Monday, August 02, 2004

The vision

He had never written prose before. No, that’s not true. No prose that was personal in essence. It just did not gel with his lifestyle. Prose requires too long a span of commitment, and he had had too many demands on his time. Too many women to think about. Too many books to contemplate reading. Wife. Work. Friends. Too many angry, jealous-of-each-other Gods to pacify. But primarily, too many women. Besides, in the non-America where he grew up, it was customary to shroud one’s personal emotions in the delicate vagueness of poesy. Poetry has its advantages. The act of commission does not place too much demand on his time. And, he does not need to invoke a name for the girl.

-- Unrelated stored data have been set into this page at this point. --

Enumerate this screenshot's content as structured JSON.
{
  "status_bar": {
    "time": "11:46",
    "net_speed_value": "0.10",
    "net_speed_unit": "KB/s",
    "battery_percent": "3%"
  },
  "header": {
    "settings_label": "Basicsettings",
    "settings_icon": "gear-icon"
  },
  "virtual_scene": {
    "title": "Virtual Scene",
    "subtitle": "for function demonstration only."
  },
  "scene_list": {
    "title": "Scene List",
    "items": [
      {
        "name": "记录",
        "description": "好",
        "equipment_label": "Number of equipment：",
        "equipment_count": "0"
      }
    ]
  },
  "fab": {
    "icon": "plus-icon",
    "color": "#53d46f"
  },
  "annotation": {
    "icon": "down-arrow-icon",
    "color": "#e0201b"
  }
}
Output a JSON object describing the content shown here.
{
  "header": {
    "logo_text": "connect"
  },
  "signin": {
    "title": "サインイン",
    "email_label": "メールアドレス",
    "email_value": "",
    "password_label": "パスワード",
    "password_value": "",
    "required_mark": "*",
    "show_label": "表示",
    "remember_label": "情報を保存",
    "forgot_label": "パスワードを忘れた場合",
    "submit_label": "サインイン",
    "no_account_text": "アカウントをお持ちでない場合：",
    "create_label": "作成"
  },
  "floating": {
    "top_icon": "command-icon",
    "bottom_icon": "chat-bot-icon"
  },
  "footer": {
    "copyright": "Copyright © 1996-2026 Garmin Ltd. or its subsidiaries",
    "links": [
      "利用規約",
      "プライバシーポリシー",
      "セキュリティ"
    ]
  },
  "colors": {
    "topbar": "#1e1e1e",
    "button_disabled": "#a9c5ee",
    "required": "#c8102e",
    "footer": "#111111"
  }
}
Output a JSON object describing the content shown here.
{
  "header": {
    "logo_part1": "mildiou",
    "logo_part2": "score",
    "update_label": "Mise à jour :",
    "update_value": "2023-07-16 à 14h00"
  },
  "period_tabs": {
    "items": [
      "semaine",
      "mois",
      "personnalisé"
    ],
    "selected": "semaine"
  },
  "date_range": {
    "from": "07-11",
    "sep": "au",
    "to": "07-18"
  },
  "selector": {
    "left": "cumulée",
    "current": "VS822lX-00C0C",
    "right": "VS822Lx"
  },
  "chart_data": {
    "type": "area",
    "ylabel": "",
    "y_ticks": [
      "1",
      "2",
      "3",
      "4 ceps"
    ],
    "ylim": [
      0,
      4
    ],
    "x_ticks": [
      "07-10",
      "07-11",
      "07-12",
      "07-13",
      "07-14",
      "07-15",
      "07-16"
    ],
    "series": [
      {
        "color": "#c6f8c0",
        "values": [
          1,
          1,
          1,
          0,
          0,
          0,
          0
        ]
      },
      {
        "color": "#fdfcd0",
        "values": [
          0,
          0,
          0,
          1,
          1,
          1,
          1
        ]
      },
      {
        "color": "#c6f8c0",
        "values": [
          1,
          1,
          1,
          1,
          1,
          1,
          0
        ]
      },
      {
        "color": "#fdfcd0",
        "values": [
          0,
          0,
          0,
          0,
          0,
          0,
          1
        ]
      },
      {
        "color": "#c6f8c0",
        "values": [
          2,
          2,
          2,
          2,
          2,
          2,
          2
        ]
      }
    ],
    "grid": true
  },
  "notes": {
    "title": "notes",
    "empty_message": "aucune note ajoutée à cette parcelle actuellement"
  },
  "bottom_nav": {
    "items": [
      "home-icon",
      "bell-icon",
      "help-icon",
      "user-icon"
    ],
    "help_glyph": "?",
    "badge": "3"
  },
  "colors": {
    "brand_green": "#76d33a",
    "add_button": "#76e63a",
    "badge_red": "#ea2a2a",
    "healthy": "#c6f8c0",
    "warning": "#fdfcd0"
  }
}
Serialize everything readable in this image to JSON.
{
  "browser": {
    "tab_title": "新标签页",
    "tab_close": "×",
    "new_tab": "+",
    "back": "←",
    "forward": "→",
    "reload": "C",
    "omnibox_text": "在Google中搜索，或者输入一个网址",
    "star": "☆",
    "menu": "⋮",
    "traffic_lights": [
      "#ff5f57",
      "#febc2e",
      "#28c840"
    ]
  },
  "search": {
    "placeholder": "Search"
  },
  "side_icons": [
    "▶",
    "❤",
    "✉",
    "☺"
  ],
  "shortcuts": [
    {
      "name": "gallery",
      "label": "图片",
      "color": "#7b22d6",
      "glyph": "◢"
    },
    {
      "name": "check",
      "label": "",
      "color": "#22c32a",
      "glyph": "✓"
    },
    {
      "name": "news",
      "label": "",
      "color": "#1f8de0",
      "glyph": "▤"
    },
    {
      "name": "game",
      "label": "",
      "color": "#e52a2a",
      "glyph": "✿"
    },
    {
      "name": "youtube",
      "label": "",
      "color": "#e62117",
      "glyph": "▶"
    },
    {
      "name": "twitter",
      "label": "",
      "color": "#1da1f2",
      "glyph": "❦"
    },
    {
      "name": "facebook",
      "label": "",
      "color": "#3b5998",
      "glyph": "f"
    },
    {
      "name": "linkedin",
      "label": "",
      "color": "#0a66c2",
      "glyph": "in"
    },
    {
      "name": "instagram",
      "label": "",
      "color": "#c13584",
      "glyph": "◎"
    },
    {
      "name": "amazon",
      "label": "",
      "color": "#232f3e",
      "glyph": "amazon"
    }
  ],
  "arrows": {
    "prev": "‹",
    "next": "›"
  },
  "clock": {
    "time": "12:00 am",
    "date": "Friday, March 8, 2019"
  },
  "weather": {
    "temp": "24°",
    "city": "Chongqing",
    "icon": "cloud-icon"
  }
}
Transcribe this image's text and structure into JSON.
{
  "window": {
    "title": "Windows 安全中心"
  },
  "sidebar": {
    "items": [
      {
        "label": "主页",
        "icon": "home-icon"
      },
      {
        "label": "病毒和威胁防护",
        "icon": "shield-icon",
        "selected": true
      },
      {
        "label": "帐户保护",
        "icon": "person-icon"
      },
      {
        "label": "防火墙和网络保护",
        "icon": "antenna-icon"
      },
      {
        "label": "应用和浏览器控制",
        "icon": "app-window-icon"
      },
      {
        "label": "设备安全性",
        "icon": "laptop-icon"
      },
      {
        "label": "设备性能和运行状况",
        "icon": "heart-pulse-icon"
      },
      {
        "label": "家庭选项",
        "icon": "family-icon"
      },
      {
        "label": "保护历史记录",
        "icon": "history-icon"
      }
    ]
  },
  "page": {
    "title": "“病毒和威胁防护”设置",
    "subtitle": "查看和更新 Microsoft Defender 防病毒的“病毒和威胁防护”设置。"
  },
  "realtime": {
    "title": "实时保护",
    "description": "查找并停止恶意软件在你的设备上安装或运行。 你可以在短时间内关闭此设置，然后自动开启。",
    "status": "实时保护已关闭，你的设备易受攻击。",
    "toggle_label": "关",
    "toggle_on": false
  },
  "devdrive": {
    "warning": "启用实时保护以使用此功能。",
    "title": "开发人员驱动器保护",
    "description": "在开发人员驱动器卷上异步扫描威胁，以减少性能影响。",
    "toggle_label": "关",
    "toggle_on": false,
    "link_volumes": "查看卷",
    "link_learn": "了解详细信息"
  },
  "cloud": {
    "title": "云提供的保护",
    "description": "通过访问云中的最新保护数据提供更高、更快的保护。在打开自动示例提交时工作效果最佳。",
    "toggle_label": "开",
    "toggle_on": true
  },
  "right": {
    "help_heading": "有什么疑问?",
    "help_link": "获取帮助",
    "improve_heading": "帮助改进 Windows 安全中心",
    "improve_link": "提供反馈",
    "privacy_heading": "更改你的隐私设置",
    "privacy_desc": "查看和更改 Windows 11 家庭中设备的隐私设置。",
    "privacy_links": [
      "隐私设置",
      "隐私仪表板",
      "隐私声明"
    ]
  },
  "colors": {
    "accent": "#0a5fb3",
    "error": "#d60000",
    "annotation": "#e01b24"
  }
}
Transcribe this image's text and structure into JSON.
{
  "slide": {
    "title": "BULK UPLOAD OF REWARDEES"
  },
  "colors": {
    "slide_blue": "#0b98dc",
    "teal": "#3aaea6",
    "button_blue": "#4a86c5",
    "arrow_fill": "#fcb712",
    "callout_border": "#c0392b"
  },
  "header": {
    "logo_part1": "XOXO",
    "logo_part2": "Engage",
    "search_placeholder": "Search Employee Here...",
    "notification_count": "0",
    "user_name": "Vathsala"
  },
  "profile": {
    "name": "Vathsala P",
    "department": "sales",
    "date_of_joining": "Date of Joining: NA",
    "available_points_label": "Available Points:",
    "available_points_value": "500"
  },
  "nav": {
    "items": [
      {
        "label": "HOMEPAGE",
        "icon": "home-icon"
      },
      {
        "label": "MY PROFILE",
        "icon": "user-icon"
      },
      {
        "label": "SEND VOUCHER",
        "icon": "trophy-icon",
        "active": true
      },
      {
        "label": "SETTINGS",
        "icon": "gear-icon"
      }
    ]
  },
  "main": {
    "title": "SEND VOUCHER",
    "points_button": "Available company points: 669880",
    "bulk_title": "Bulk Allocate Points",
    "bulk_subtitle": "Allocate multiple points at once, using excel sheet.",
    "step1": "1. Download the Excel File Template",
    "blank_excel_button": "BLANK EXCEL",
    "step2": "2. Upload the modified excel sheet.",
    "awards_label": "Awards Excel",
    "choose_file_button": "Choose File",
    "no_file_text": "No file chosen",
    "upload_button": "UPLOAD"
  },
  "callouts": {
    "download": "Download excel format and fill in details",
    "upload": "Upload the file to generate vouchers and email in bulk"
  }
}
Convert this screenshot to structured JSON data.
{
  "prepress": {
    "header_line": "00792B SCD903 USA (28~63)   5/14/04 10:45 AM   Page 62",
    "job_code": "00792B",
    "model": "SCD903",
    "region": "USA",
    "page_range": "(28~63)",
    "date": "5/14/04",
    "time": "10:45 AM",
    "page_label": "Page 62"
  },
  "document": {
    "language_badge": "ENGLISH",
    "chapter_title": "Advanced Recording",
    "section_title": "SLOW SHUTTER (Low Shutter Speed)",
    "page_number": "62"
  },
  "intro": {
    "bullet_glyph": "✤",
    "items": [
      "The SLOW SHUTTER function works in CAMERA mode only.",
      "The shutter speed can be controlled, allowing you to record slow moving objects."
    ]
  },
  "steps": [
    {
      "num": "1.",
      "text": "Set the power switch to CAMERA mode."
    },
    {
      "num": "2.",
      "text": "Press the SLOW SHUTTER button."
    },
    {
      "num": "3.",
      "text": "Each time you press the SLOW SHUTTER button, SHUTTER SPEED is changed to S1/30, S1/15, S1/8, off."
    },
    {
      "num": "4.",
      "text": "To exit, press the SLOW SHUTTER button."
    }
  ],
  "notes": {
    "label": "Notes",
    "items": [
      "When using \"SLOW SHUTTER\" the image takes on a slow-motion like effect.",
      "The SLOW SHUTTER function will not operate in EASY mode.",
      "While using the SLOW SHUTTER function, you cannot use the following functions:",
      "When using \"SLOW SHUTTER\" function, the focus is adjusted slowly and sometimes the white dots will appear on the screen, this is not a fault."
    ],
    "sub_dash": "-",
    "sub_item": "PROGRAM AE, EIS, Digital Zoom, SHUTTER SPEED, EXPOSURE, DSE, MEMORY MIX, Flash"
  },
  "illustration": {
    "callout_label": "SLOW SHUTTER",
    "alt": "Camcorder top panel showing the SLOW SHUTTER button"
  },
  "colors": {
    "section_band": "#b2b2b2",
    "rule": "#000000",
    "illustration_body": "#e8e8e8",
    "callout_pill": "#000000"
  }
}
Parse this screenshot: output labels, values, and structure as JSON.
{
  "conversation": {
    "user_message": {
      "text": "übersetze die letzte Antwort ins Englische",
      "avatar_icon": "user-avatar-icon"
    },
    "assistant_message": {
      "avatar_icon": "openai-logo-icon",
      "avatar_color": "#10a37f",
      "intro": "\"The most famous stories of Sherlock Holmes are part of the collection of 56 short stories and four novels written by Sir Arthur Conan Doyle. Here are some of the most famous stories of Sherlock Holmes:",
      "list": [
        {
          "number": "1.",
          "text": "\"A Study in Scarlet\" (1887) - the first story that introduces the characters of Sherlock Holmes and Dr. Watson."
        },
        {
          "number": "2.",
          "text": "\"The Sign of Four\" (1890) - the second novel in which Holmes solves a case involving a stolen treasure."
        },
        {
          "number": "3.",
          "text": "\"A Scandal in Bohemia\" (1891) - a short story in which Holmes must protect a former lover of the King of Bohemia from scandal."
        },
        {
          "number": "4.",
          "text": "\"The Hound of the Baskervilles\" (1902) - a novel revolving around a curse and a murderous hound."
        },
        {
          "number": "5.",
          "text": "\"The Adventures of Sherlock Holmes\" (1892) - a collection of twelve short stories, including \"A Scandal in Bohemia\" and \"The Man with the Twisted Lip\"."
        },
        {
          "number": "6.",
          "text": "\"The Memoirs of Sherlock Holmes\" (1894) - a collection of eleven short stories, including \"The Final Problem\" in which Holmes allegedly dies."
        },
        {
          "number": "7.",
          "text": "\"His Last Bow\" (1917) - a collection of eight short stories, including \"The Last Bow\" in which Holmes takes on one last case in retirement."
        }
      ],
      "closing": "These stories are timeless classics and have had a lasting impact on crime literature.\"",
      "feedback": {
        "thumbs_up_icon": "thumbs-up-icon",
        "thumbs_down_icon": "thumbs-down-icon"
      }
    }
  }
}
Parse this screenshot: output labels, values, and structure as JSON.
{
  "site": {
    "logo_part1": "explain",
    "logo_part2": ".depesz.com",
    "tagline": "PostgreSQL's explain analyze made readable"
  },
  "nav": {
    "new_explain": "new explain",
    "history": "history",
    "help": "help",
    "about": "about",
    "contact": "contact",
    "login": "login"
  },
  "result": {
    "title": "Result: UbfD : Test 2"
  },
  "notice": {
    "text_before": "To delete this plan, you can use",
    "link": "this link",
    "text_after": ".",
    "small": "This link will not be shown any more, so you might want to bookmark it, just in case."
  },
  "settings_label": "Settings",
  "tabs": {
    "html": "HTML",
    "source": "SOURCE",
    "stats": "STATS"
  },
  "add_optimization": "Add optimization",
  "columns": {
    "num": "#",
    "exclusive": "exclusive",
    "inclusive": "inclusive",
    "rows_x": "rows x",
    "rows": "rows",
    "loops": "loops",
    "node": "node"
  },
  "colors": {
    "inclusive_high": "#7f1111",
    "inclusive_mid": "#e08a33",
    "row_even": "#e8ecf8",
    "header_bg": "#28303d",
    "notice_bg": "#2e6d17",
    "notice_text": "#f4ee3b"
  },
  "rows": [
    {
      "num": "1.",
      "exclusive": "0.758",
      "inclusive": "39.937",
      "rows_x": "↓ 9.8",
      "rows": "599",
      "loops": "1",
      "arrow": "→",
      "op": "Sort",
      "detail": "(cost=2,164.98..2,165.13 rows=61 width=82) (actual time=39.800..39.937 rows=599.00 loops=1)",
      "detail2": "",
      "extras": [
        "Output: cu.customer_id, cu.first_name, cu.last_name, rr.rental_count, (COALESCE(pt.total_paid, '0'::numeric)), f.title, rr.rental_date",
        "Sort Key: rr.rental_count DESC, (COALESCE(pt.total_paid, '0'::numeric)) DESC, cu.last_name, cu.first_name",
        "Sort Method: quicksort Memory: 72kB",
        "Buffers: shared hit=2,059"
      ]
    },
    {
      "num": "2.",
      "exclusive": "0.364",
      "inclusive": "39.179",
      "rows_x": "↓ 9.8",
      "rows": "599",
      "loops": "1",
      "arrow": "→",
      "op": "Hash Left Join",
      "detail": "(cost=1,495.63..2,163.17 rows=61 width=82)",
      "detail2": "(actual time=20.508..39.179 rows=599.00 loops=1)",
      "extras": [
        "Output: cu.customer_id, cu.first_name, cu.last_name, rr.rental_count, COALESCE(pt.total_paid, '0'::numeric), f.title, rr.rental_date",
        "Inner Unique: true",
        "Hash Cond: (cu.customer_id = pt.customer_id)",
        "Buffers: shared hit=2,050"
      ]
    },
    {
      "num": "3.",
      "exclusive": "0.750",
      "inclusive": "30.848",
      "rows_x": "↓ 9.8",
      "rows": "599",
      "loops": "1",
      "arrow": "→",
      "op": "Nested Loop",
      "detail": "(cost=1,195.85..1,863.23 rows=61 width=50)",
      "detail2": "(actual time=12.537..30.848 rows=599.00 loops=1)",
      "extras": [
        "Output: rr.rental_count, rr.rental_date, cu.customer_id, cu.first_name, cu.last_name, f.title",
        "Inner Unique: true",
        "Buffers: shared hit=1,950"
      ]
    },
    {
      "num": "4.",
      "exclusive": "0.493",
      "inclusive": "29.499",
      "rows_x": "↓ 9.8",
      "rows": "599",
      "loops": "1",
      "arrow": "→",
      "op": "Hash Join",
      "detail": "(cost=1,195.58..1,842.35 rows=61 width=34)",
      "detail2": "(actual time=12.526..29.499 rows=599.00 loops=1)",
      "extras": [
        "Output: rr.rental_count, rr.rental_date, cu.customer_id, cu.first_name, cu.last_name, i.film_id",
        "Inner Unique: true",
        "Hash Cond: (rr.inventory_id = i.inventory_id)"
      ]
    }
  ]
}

He was not sure whether it was the café or his age or his changed circumstances (new profession, new country) that seemed to force him to document his wisdom (newfound, American) in turgid sentences of prose. The first day it happened, he was caught unawares, so to say. Prose-writing had long been in that long list of sacred wishes which he did not want to molest by fulfilment. But when the girl in the dark corner lit up, he saw a brutally direct, hard-hitting sensuality in the folds between her eyebrows which shook him like it was a tremor, and he had this almost biological urge to hold the moment, not to let go, and he knew that the only way to do that was to write it verbatim, undistorted, pure.